De Blasio said he would consider scrapping the charge during an interview on WNYC’s “The Brian Lehrer Show,” after a Park Slope woman working to set up an after school program at P.S. 38 The Pacific School in Boerum Hill, Brooklyn called in to ask how much the City planned to charge after school programs to use DOE facilities. 

“Is it still going to be exorbitantly high?” the woman, whose first name is Christine, asked. “It’s simply untenable,” Christine claimed that one Brooklyn public school received a bill of $ 259,000 on Thursday for their after-school program. 

After-school programming overseen by the New York City Department of Youth and Community services do not have to pay to use DOE buildings. But outside providers, such as Trail Blazers, a nonprofit organization that runs between six to 10 after-school programs in Brooklyn every year, are normally given a bill for using DOE space. 

Prior to the pandemic, the organization was billed about $8,000 a year to run its programs in DOE schools, according to Executive Director of Trail Blazers Riel Peerbooms. But last year, the DOE tripled the price of extended use fees for outside after-school program providers sticking Trail Blazers with a bill of $24,000. 

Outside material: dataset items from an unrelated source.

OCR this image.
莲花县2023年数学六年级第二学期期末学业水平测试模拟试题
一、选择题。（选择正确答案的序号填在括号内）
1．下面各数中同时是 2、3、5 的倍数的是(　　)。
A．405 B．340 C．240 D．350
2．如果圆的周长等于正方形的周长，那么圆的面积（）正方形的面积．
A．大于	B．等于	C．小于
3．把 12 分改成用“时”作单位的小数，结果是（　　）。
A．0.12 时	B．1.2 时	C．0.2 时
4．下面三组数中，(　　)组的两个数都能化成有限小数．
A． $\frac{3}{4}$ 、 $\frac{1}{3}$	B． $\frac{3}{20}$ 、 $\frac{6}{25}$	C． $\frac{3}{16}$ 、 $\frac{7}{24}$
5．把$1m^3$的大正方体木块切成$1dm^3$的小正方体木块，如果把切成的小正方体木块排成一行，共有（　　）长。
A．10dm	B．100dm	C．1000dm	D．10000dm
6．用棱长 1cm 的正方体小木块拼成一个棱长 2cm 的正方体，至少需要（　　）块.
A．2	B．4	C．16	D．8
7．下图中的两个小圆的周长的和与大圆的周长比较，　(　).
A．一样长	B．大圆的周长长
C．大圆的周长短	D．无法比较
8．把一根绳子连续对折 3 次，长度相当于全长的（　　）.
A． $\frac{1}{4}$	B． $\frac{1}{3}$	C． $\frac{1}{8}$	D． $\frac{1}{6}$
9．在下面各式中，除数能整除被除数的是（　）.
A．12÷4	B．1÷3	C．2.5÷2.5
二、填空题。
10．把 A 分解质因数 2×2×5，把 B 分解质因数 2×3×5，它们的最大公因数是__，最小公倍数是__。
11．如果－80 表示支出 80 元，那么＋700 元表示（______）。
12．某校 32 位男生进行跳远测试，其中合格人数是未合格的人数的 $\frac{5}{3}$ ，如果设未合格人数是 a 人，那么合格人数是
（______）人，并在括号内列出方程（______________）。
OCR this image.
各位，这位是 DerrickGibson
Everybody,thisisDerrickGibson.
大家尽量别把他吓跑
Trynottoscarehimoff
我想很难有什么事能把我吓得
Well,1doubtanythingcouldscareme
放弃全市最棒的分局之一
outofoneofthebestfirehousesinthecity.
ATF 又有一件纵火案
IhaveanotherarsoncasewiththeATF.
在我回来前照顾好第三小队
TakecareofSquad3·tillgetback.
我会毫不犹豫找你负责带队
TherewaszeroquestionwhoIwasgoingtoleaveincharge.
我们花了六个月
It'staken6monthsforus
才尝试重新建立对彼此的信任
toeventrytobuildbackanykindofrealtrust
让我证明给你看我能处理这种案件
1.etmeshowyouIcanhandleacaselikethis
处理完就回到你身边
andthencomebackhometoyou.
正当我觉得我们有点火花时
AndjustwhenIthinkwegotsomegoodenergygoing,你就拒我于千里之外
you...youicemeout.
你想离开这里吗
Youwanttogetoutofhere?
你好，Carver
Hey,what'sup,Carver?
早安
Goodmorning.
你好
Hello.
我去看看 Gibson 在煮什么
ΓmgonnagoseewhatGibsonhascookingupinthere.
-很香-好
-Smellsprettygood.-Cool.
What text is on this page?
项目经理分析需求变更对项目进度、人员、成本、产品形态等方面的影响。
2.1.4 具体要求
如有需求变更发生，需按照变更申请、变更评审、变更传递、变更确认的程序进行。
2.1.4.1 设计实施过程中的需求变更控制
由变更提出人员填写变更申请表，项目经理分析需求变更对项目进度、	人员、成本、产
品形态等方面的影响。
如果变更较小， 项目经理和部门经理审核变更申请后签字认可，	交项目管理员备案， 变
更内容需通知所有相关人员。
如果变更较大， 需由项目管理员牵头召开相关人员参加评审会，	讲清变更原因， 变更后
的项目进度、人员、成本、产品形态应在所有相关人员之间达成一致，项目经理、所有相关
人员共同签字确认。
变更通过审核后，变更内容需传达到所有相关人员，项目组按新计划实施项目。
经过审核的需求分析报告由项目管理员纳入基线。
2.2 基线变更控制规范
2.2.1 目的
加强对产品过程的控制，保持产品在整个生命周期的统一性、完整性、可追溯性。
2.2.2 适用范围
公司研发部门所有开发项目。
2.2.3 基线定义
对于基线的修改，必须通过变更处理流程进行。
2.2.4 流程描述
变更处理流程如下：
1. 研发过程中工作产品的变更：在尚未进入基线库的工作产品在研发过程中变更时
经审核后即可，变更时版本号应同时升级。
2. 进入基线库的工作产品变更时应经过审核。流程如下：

The price hike was largely due to increased cleaning efforts at public schools during the pandemic, according to the DOE. In the fall, cleaning costs are expected to go down due to increased knowledge about how the virus spreads and the decreasing number of new cases across the five boroughs. 

On Wednesday, the New York City Department of Health and Mental Hygiene reported a COVID-19 positivity rate of 0.69% based on a seven-day rolling average and reported 231 confirmed and potential cases of the virus on Friday. 

Despite the decreasing number of infections, de Blasio assured New York public school families there will still be a  “substantial amount of cleaning” in schools this fall but “not the same as before” this fall in order to keep students and teachers safe. 

The caller then urged the mayor to encourage the DOE to waive the fee altogether regardless of who is running the after-school programming. “We simply can’t have parent’s going back to work full time in office buildings and getting the city back to normal if we don’t have childcare in after-school programs for our families,” she said. 

De Blasio promised to look into waiving the fee. ” I can see an argument for that I could also see some problems from that, let me see what we can do,” de Blasio added. 

Some after-school providers are growing increasingly impatient with the City’s lack of clarity on the status of the fees. A group of 10 after-school program providers sent a letter to the mayor as well as Schools Chancellor Meisha Ross Porter urging officials to stop charging after-school providers to use DOE buildings before 6:00 p.m.

“Prior to the pandemic, DOE practice was to not charge nonprofit after-school providers for permits for programs until 6:00 p.m. The agreement on this practice dates back to at least the Dinkins administration and was implemented in an effort to provide after-school programs for the families of New York City,” the letter reads. “If the DOE does not immediately resume this practice, program providers will have no choice but to pass these costs on to families, who are ill-positioned to absorb such a burden, or to cancel programs entirely.”

Peerbooms, who is also one of the letter’s co-signers, also believes removing the permit fees is essential to New York City’s full reopening given how many parents use after-school programs as a form of daycare for their children. 

“If there is any hope to return to normal that the after-school programming system has to fire on all cylinders,” Peerbooms said. 

In response to questions from amNewYork Metro on the status of the fees, DOE spokesperson Nathaniel Styer said, “providing all of our students with enriching programming during and after school is a critical part of full opening this fall, and we are evaluating fees based on updated CDC guidance related to cleaning and disinfecting and will soon share updates with schools.”